Quant aux vrais hommes des FRCI qui se livrent aussi à des exactions à Abidjan, la responsabilité de leurs crimes ne paraît pas directement imputable aux autorités, d'après Florent Geel. «Selon toute vraisemblance, les chefs de zone couvrent leurs hommes sans avoir reçu d’ordres de leur hiérarchie, les commandants de zone. Aucun élément ne permet de dire qu’il existe un plan coordonné d’attaque contre les miliciens pro-Gbagbo ou les militants du Front populaire ivoirien (FPI, le parti de Laurent Gbagbo, ndlr). En revanche, il y a des dénonciations, des vengeances personnelles, avec meurtres, tortures et racket à la clé. Certains sont dénoncés à tort comme des miliciens, et on les force ensuite à payer, soit pour acheter leur survie, soit pour rembourser de vieilles dettes.»

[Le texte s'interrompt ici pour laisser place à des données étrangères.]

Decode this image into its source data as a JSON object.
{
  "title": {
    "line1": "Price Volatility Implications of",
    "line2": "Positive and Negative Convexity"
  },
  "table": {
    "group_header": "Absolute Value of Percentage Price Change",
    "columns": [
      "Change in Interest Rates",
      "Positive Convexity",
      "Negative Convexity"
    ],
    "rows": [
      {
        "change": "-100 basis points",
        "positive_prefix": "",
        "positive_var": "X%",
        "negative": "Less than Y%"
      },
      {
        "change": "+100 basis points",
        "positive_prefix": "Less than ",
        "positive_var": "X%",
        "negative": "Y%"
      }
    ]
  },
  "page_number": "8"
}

De leur côté, les ex-FDS, qui étaient 50.000 avant la crise, seraient toujours présents à 85 %, selon la FIDH. L’armée avait voté à 60 % pour Alassane Ouattara, mais elle avait été privée de moyens, au profit d’unités d’élite recrutées sur une base ethnique et fortement politisées.

Personne n'a été arrêté dans le camp Ouattara

Les combattants des deux camps ont été accusés par les Nations unies de se livrer à des exactions: exécutions sommaires, pillages et viols. L’insécurité empêche encore les 300.000 déplacés qu’a fait la crise post-électorale de rentrer chez eux, selon le Haut commissariat des Nations unies aux réfugiés (HCR). 

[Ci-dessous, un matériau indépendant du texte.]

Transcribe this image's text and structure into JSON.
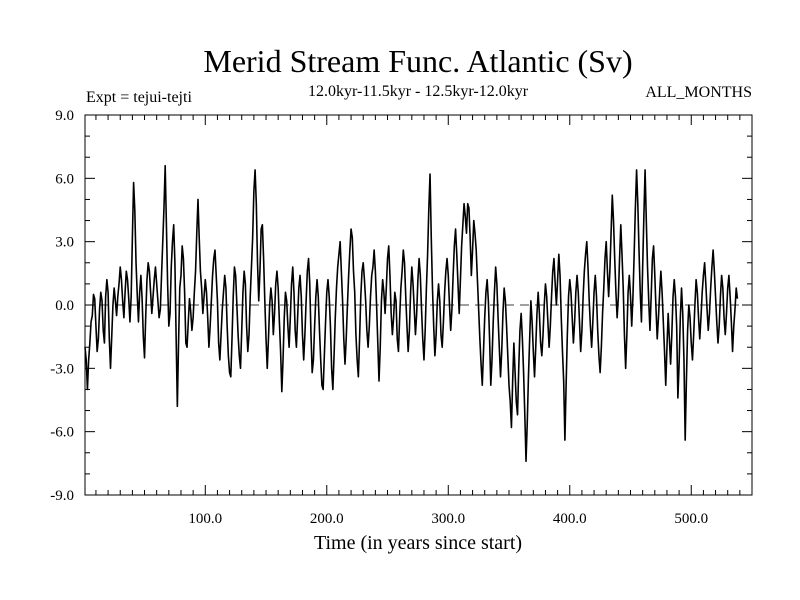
{
  "chart_data": {
    "type": "line",
    "title": "Merid Stream Func. Atlantic (Sv)",
    "subtitle": "12.0kyr-11.5kyr - 12.5kyr-12.0kyr",
    "left_label": "Expt = tejui-tejti",
    "right_label": "ALL_MONTHS",
    "xlabel": "Time (in years since start)",
    "ylabel": "",
    "xlim": [
      1,
      550
    ],
    "ylim": [
      -9,
      9
    ],
    "x_ticks": [
      100,
      200,
      300,
      400,
      500
    ],
    "x_tick_labels": [
      "100.0",
      "200.0",
      "300.0",
      "400.0",
      "500.0"
    ],
    "y_ticks": [
      -9,
      -6,
      -3,
      0,
      3,
      6,
      9
    ],
    "y_tick_labels": [
      "-9.0",
      "-6.0",
      "-3.0",
      "0.0",
      "3.0",
      "6.0",
      "9.0"
    ],
    "zero_line": "dashed",
    "series": [
      {
        "name": "Merid Stream Func. Atlantic",
        "x_start": 1,
        "x_step": 1,
        "values": [
          -2.0,
          -2.6,
          -4.0,
          -2.6,
          -1.8,
          -0.8,
          -0.5,
          0.5,
          0.3,
          -1.0,
          -2.2,
          -1.6,
          -0.2,
          0.6,
          0.2,
          -1.2,
          -1.8,
          0.4,
          1.2,
          0.6,
          -1.6,
          -3.0,
          -1.5,
          0.0,
          0.8,
          0.2,
          -0.5,
          0.4,
          1.0,
          1.8,
          1.2,
          0.2,
          -0.6,
          0.6,
          1.6,
          1.2,
          0.3,
          -0.8,
          0.4,
          3.2,
          5.8,
          4.5,
          2.0,
          0.5,
          -0.8,
          0.6,
          1.4,
          0.3,
          -1.5,
          -2.5,
          -0.5,
          1.2,
          2.0,
          1.6,
          0.6,
          -0.4,
          0.4,
          1.2,
          1.8,
          1.0,
          0.2,
          -0.6,
          -0.2,
          1.4,
          3.0,
          4.6,
          6.6,
          3.8,
          1.0,
          -1.0,
          -0.4,
          1.8,
          3.0,
          3.8,
          2.0,
          -1.5,
          -4.8,
          -1.8,
          0.8,
          1.4,
          2.8,
          2.2,
          0.6,
          -1.8,
          -2.0,
          -0.8,
          0.3,
          -0.3,
          -1.2,
          -0.6,
          0.6,
          1.6,
          3.4,
          5.0,
          3.2,
          1.6,
          0.8,
          -0.4,
          0.4,
          1.2,
          0.6,
          -0.6,
          -2.0,
          -1.0,
          0.2,
          1.4,
          2.2,
          2.6,
          1.4,
          0.2,
          -1.8,
          -2.6,
          -1.4,
          -0.2,
          0.6,
          1.4,
          0.8,
          -1.0,
          -2.4,
          -3.2,
          -3.4,
          -1.6,
          0.4,
          1.8,
          1.4,
          0.0,
          -1.4,
          -2.4,
          -3.0,
          -1.2,
          0.6,
          1.6,
          1.0,
          -1.0,
          -2.2,
          -1.4,
          0.4,
          1.8,
          3.2,
          5.4,
          6.4,
          4.8,
          2.0,
          0.2,
          1.6,
          3.6,
          3.8,
          2.2,
          0.2,
          -1.6,
          -3.0,
          -1.6,
          0.0,
          0.8,
          0.2,
          -1.4,
          -0.4,
          1.0,
          1.6,
          0.8,
          -0.8,
          -2.2,
          -4.1,
          -2.6,
          -0.6,
          0.6,
          0.2,
          -1.0,
          -2.0,
          -0.6,
          1.0,
          1.8,
          0.6,
          -1.2,
          -2.0,
          -0.6,
          0.8,
          1.4,
          0.4,
          -1.4,
          -2.6,
          -1.4,
          0.2,
          1.6,
          2.2,
          1.0,
          -1.4,
          -3.2,
          -2.6,
          -1.0,
          0.4,
          1.2,
          0.4,
          -1.2,
          -2.6,
          -3.8,
          -4.0,
          -2.4,
          -0.8,
          0.6,
          1.2,
          0.4,
          -1.0,
          -3.0,
          -4.0,
          -2.4,
          -0.6,
          0.8,
          1.8,
          2.4,
          3.0,
          1.6,
          0.2,
          -1.6,
          -2.8,
          -1.6,
          0.0,
          1.4,
          2.6,
          3.6,
          3.2,
          1.6,
          0.6,
          -1.4,
          -2.6,
          -3.4,
          -1.6,
          0.4,
          1.6,
          2.0,
          1.2,
          0.2,
          -1.2,
          -2.0,
          -1.0,
          0.4,
          1.4,
          1.8,
          2.6,
          1.6,
          0.0,
          -1.8,
          -3.6,
          -2.0,
          0.2,
          1.2,
          0.6,
          -0.4,
          0.8,
          2.2,
          2.8,
          1.4,
          -0.4,
          -1.4,
          -0.6,
          0.6,
          0.2,
          -1.6,
          -2.2,
          -0.6,
          0.8,
          1.6,
          2.6,
          2.0,
          0.4,
          -1.0,
          -2.2,
          -1.2,
          0.6,
          1.8,
          1.0,
          -0.2,
          -1.4,
          -0.4,
          1.2,
          2.2,
          1.4,
          -0.2,
          -1.6,
          -2.6,
          -1.2,
          0.8,
          2.4,
          4.6,
          6.2,
          3.2,
          0.8,
          -1.0,
          -2.4,
          -1.4,
          0.2,
          1.0,
          0.2,
          -1.4,
          -2.0,
          -0.8,
          0.6,
          1.6,
          2.2,
          1.4,
          0.0,
          -1.2,
          -0.2,
          1.4,
          2.8,
          3.6,
          2.4,
          1.0,
          -0.4,
          1.2,
          2.8,
          3.8,
          4.8,
          4.2,
          3.4,
          4.8,
          4.6,
          3.2,
          1.4,
          2.6,
          4.0,
          3.4,
          2.6,
          1.2,
          -0.2,
          -1.6,
          -2.8,
          -3.8,
          -2.2,
          -0.6,
          0.6,
          1.2,
          0.2,
          -1.6,
          -3.8,
          -2.6,
          -0.8,
          0.6,
          1.8,
          1.0,
          -0.6,
          -2.0,
          -3.4,
          -2.2,
          -0.4,
          0.8,
          0.2,
          -1.0,
          -2.4,
          -3.8,
          -4.6,
          -5.8,
          -3.6,
          -1.8,
          -3.2,
          -4.6,
          -5.2,
          -3.0,
          -1.2,
          -0.4,
          -1.6,
          -3.2,
          -5.2,
          -7.4,
          -5.6,
          -3.4,
          -1.6,
          0.2,
          -0.8,
          -2.2,
          -3.4,
          -2.0,
          -0.4,
          0.6,
          -0.4,
          -1.8,
          -2.4,
          -1.4,
          0.0,
          1.0,
          0.4,
          -0.8,
          -2.0,
          -1.0,
          0.4,
          1.6,
          2.2,
          1.0,
          0.0,
          1.2,
          2.4,
          1.4,
          -0.6,
          -2.2,
          -3.6,
          -6.4,
          -3.8,
          -1.4,
          0.4,
          1.2,
          0.6,
          -0.6,
          -1.8,
          -0.8,
          0.6,
          1.4,
          0.6,
          -0.8,
          -2.2,
          -1.2,
          0.4,
          1.6,
          2.4,
          3.0,
          1.8,
          0.2,
          -1.0,
          -2.0,
          -0.8,
          0.6,
          1.4,
          0.4,
          -1.2,
          -2.4,
          -3.2,
          -2.0,
          -0.4,
          0.8,
          2.2,
          3.0,
          1.6,
          0.4,
          1.6,
          3.4,
          5.2,
          4.0,
          2.2,
          0.6,
          -0.6,
          0.4,
          2.2,
          3.8,
          2.4,
          0.8,
          -1.4,
          -3.0,
          -1.4,
          0.6,
          1.4,
          0.4,
          -1.0,
          0.4,
          2.4,
          4.6,
          6.4,
          4.8,
          2.6,
          0.6,
          -0.8,
          1.8,
          4.2,
          6.4,
          4.0,
          1.8,
          0.2,
          -1.2,
          0.4,
          2.2,
          2.8,
          1.4,
          -0.2,
          -1.6,
          -0.6,
          0.6,
          1.6,
          0.6,
          -0.8,
          -2.2,
          -3.8,
          -2.0,
          -0.4,
          -1.6,
          -2.8,
          -1.4,
          0.4,
          1.2,
          0.4,
          -1.0,
          -4.4,
          -2.8,
          -0.6,
          0.8,
          -0.4,
          -2.6,
          -6.4,
          -3.6,
          -1.2,
          0.0,
          -0.6,
          -1.8,
          -2.6,
          -1.4,
          0.0,
          1.2,
          0.6,
          -0.6,
          -1.6,
          -0.6,
          0.6,
          1.4,
          2.0,
          1.0,
          -0.2,
          -1.2,
          -0.4,
          0.8,
          1.8,
          2.6,
          1.6,
          0.4,
          -0.8,
          -1.8,
          -1.0,
          0.4,
          1.4,
          0.8,
          -0.6,
          -1.4,
          -0.4,
          0.8,
          1.4,
          0.4,
          -0.8,
          -2.2,
          -1.0,
          -0.2,
          0.8,
          0.3
        ]
      }
    ]
  }
}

Selon Human Rights Watch (HRW), les nouvelles autorités ne paraissent disposées à enquêter que sur les exactions commises par le camp Gbagbo. «Il y a un fossé croissant entre la réthorique du gouvernement Ouattara, qui consiste à dire que personne n’est au-dessus des lois, et la réalité d’une justice lente et partisane», a notamment affirmé Corinne Dufka, une chercheuse de HRW. Personne, à ce jour, n’a été arrêté dans le camp Ouattara, rappelle l’ONG américaine de défense des droits de l’Homme. Amnesty International, de son côté, a dénoncé le 22 juin la détention sans inculpation de dizaines de partisans de Laurent Gbagbo -au moins cinquante personnes, dont plusieurs politiciens en vue, dont Alcide Djédjé, ancien ministre des Affaires étrangères, détenu à l’hôtel Pergola à Abidjan.

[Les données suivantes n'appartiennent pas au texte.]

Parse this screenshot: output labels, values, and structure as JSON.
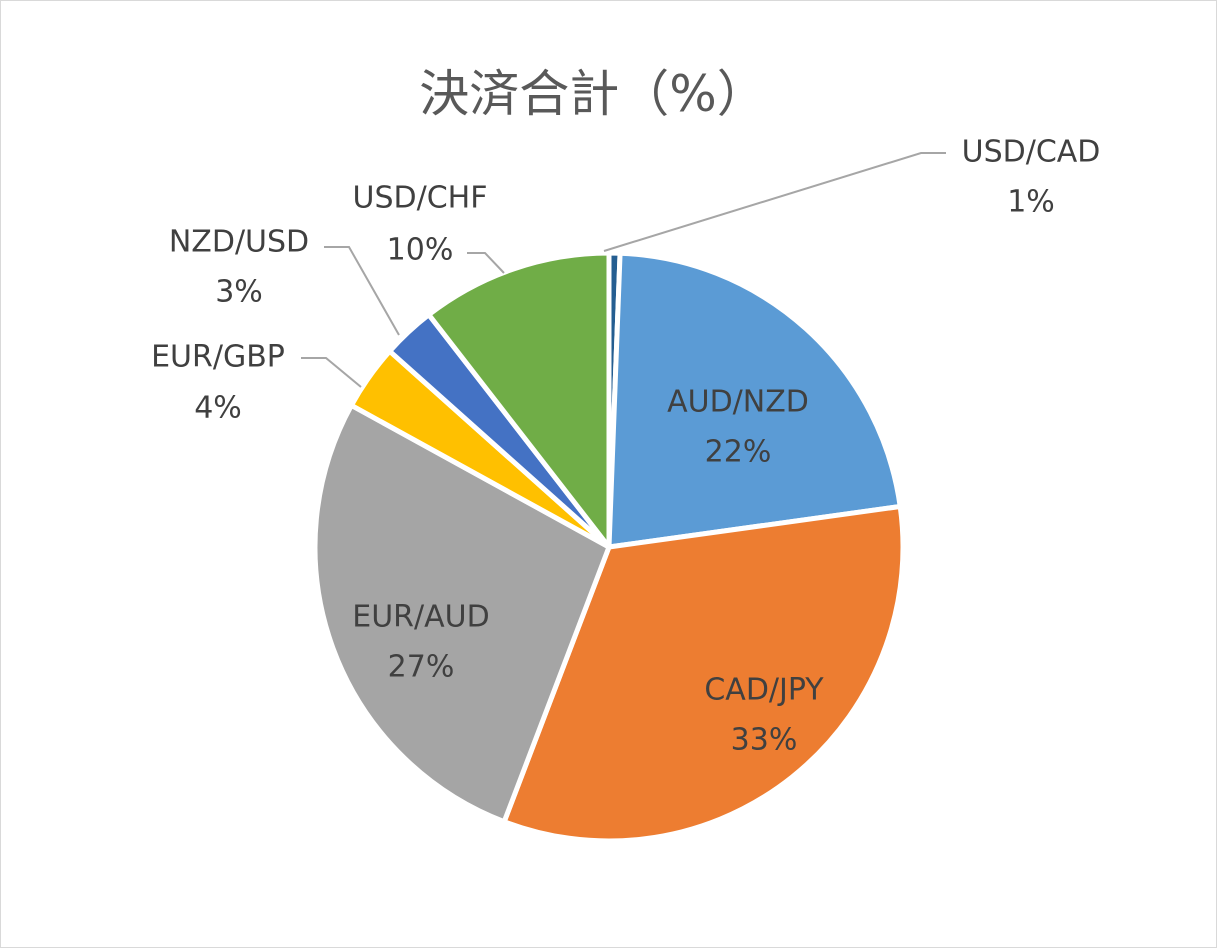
{
  "chart_data": {
    "type": "pie",
    "title": "決済合計（%）",
    "slices": [
      {
        "name": "USD/CAD",
        "label": "1%",
        "value": 0.6,
        "color": "#255e91"
      },
      {
        "name": "AUD/NZD",
        "label": "22%",
        "value": 22.2,
        "color": "#5b9bd5"
      },
      {
        "name": "CAD/JPY",
        "label": "33%",
        "value": 33.0,
        "color": "#ed7d31"
      },
      {
        "name": "EUR/AUD",
        "label": "27%",
        "value": 27.2,
        "color": "#a5a5a5"
      },
      {
        "name": "EUR/GBP",
        "label": "4%",
        "value": 3.6,
        "color": "#ffc000"
      },
      {
        "name": "NZD/USD",
        "label": "3%",
        "value": 2.9,
        "color": "#4472c4"
      },
      {
        "name": "USD/CHF",
        "label": "10%",
        "value": 10.5,
        "color": "#70ad47"
      }
    ],
    "legend": "none",
    "data_labels": "category-and-percentage"
  }
}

L’enquête ouverte le 23 juin par Luis Moreno-Occampo, le procureur de la Cour pénale internationale (CPI), à la demande du président Alassane Ouattara, devrait changer la donne, au moins sur le plan symbolique, dans un premier temps. Elle doit porter sur les éventuels crimes de guerre et crimes contre l’humanité perpétrés à partir du 28 novembre 2010, date du second tour de la présidentielle. Le 17 juin, a CPI a donné un mois aux victimes pour témoigner des violences qui ont fait 3.000 morts entre novembre 2010 et avril 2011. Une première mission d’experts de la CPI est attendue du 27 juin au 4 juillet à Abidjan. Sa priorité: évaluer la situation sécuritaire sur le terrain.